Always start by looking at the overall system before you decide that you have a specific CICS® problem. The behavior of the system as a whole is usually just as important. You should check such things as total processor usage, DASD activity, and paging.
Performance degradation is often due to application growth that has not been matched by corresponding increases in hardware resources. If this is the case, solve the hardware resource problem first. You may still need to follow on with a plan for multiple regions.
Information from at least three levels is required:
Use tools such as CEMT and RMF™, to monitor the online system and identify activity which correlates to periods of bad performance. Collect CICS monitoring facility history and analyze it, using tools like CICS Performance Analyzer or Tivoli® Decision Support to identify performance and resource usage exceptions and trends. For example, processor-intensive transactions which do little or no I/O should be noted. After they get control, they can monopolize the processor. This can cause erratic response in other transactions with more normally balanced activity profiles. They may be candidates for isolation in another CICS region.

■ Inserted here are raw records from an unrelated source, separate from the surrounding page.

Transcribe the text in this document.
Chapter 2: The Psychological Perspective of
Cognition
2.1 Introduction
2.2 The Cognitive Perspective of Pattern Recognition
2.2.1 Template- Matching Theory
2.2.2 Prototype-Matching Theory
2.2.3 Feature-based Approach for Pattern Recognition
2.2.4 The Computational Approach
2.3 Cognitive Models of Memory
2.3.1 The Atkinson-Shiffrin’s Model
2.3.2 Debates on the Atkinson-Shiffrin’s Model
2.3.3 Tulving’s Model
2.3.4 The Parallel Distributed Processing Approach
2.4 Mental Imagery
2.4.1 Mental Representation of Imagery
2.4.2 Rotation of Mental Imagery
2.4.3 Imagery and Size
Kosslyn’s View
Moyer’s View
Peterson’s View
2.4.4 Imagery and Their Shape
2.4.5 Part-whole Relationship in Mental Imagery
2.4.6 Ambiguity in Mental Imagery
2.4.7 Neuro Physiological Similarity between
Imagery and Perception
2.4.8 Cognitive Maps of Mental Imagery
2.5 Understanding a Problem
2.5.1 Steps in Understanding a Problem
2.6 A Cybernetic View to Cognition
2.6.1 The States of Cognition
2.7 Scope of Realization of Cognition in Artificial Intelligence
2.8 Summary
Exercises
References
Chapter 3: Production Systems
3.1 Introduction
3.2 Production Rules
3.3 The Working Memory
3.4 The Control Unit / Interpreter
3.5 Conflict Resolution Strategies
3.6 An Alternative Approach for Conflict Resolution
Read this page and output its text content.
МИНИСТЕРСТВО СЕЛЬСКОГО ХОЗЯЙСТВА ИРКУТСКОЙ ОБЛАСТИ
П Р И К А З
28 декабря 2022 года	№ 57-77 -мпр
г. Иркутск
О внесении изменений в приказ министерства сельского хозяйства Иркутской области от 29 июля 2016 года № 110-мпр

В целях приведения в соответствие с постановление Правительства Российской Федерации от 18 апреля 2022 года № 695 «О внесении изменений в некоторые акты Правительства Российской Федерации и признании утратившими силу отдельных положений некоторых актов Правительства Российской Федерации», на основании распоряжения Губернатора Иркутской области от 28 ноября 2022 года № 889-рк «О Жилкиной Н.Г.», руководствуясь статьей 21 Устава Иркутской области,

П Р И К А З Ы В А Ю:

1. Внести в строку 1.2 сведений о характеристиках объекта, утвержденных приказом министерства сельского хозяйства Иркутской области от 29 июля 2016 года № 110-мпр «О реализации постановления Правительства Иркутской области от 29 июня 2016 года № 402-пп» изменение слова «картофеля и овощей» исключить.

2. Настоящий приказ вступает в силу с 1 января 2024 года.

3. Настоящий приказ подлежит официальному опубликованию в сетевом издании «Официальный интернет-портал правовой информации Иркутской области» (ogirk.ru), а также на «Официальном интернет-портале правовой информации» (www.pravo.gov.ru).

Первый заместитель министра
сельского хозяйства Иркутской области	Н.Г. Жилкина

Within CICS, the performance problem is either a poor response time or an unexpected and unexplained high use of resources. In general, you need to look at the system in some detail to see why tasks are progressing slowly through the system, or why a given resource is being used heavily. The best way of looking at detailed CICS behavior is by using CICS auxiliary trace. But note that switching on auxiliary trace, though the best approach, may actually worsen existing poor performance while it is in use (see topic CICS trace: performance considerations).
The approach is to get a picture of task activity first, listing only the task traces, and then to focus on particular activities: specific tasks, or a very specific time interval. For example, for a response time problem, you might want to look at the detailed traces of one task that is observed to be slow. There may be a number of possible reasons.
The tasks may simply be trying to do too much work for the system. You are asking it to do too many things, it clearly takes time, and the users are simply trying to put too much through a system that can’t do all the work that they want done.
Another possibility is that the system is real-storage constrained, and therefore the tasks progress more slowly than expected because of paging interrupts. These would show as delays between successive requests recorded in the CICS trace.
Yet another possibility is that many of the CICS tasks are waiting because there is contention for a particular function. There is a wait on strings on a particular data set, for example, or there is an application enqueue such that all the tasks issue an enqueue for a particular item, and most of them have to wait while one task actually does the work. Auxiliary trace enables you to distinguish most of these cases.